Paul Pierotti, Griffith Business Chamber president:
“The main issue for us is the general apathy of this council. Other councils, like Leeton, have a can-do attitude towards attracting development but any major developer will tell you Griffith is one of the most expensive, difficult and time-consuming councils to deal with. There has been a pattern of poor planning here, especially allowing Griffith Central to open in an area with no pedestrian access. Creating a new bulky goods hub away from the existing industrial areas has also been a disaster. The latest saga with development costs for new land is also an issue.”
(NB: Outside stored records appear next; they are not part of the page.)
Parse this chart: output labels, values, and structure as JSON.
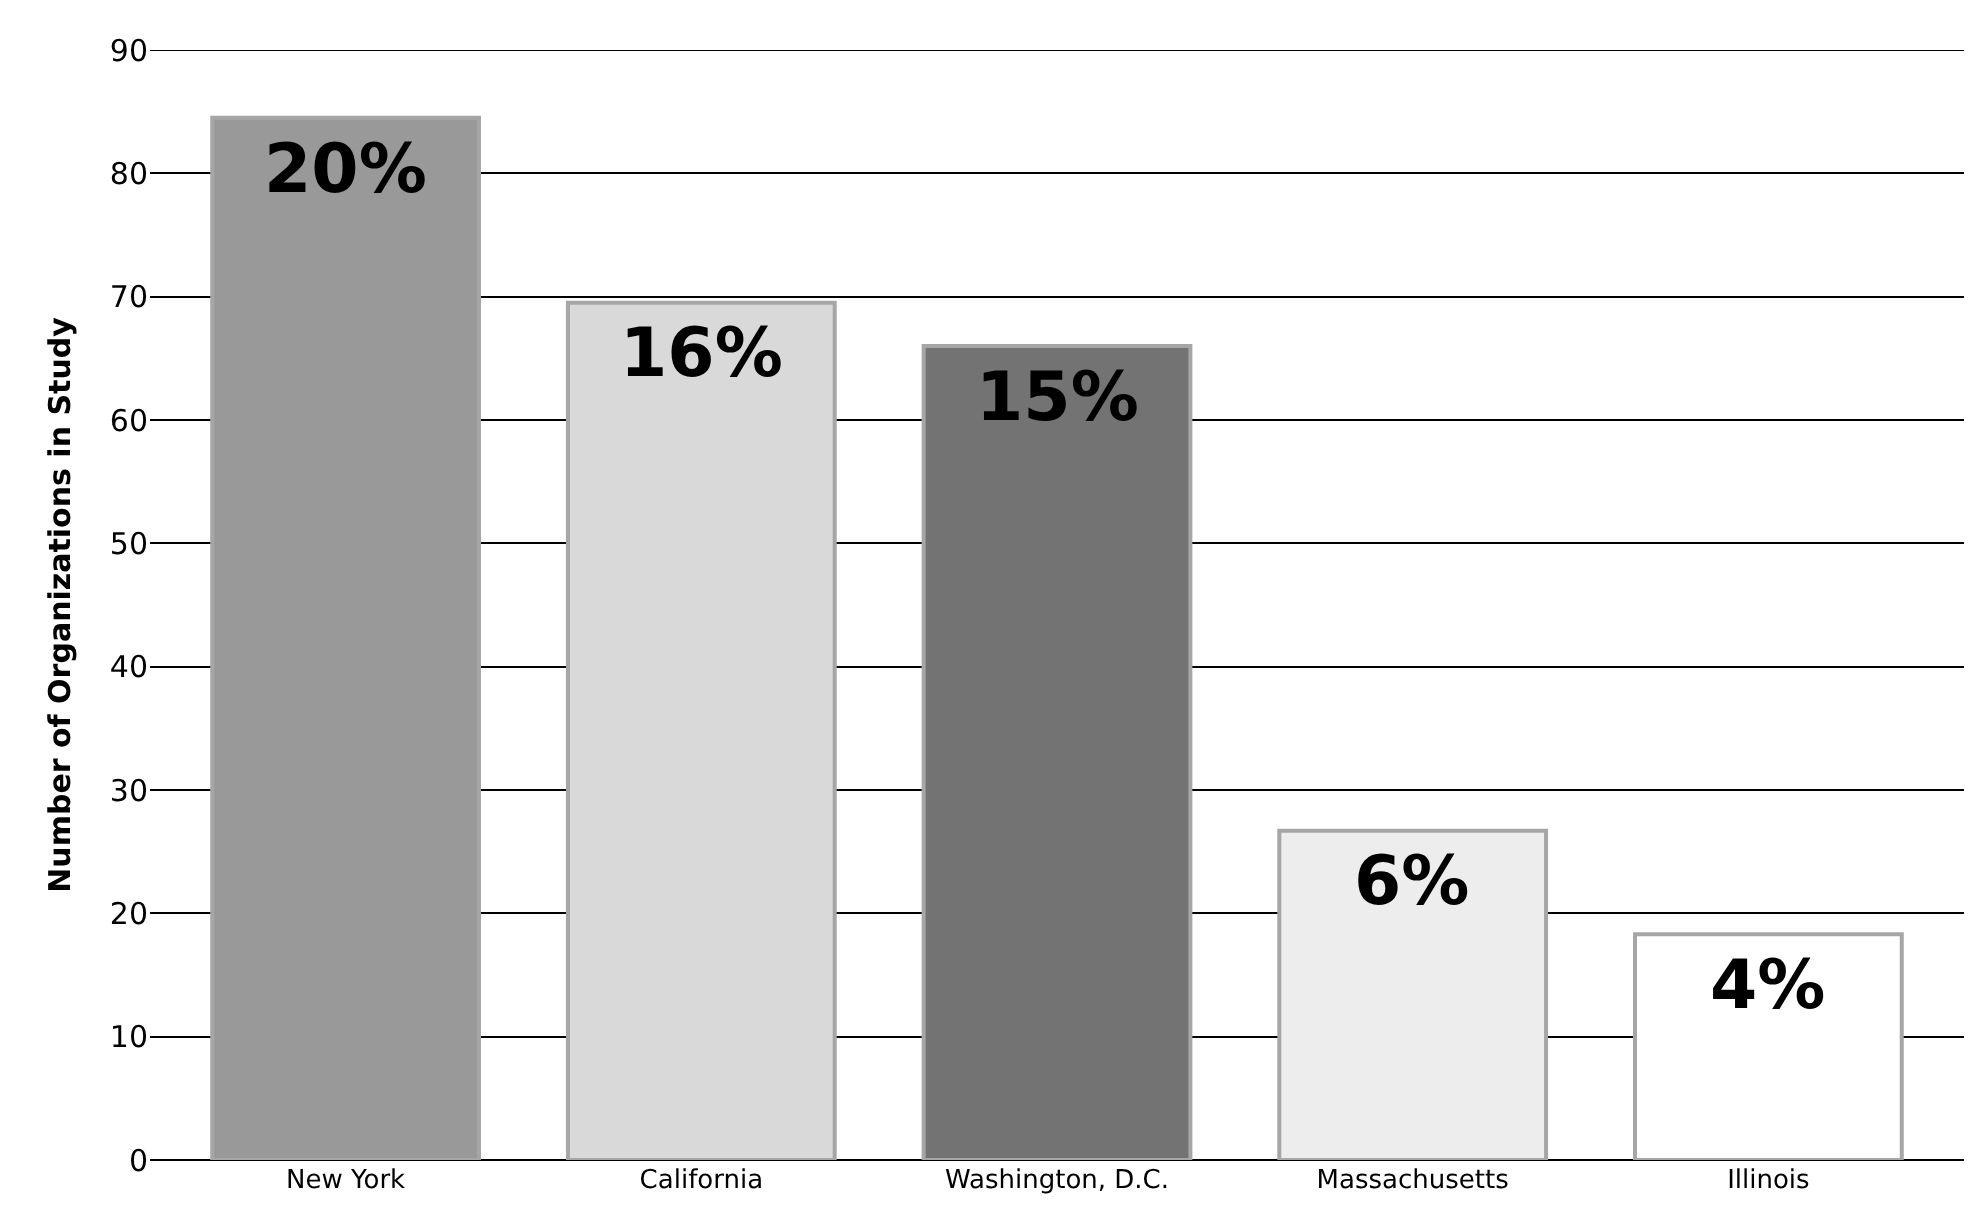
{
  "chart_data": {
    "type": "bar",
    "ylabel": "Number of Organizations in Study",
    "categories": [
      "New York",
      "California",
      "Washington, D.C.",
      "Massachusetts",
      "Illinois"
    ],
    "values": [
      84.5,
      69.5,
      66,
      26.7,
      18.3
    ],
    "colors": [
      "#999999",
      "#d9d9d9",
      "#737373",
      "#ededed",
      "#ffffff"
    ],
    "annotations": [
      {
        "text": "20%",
        "x": "New York",
        "y": 84.5
      },
      {
        "text": "16%",
        "x": "California",
        "y": 69.5
      },
      {
        "text": "15%",
        "x": "Washington, D.C.",
        "y": 66
      },
      {
        "text": "6%",
        "x": "Massachusetts",
        "y": 26.7
      },
      {
        "text": "4%",
        "x": "Illinois",
        "y": 18.3
      }
    ],
    "ylim": [
      0,
      90
    ],
    "yticks": [
      0,
      10,
      20,
      30,
      40,
      50,
      60,
      70,
      80,
      90
    ],
    "grid": "y"
  }
}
Ben Dartnell, Dartnell Building Certifiers:
“The biggest issue for us is interference from the state government. There is over-regulation and too much red tape with applications. Even for a small shed or carport, you need things like a statement of environmental effects. The perception of council that things take longer than they should is a bit misplaced. They are audited by the government and are required to comply with things like the housing code, which is very city-centric.”
Forced to follow rigid state government planning guidelines and faced with sometimes impatient applicants, council is on a hiding to nothing when it comes to processing development applications.
Nevertheless, there is some foundation to claims council “milks” developers with excessive fees and often takes too long to process DAs. Criticism of council’s sale of the Railway Street block – much of it pushed by vested interests – is a bit tougher to swallow. Selling public land is never popular but ratepayers must accept that at a time of intense fiscal pressure on council, tough financial decisions must be made.
The next group of councillors must keep a close eye on planning issues and help strike the balance between community sensitivities, council’s bottom line and attracting new development.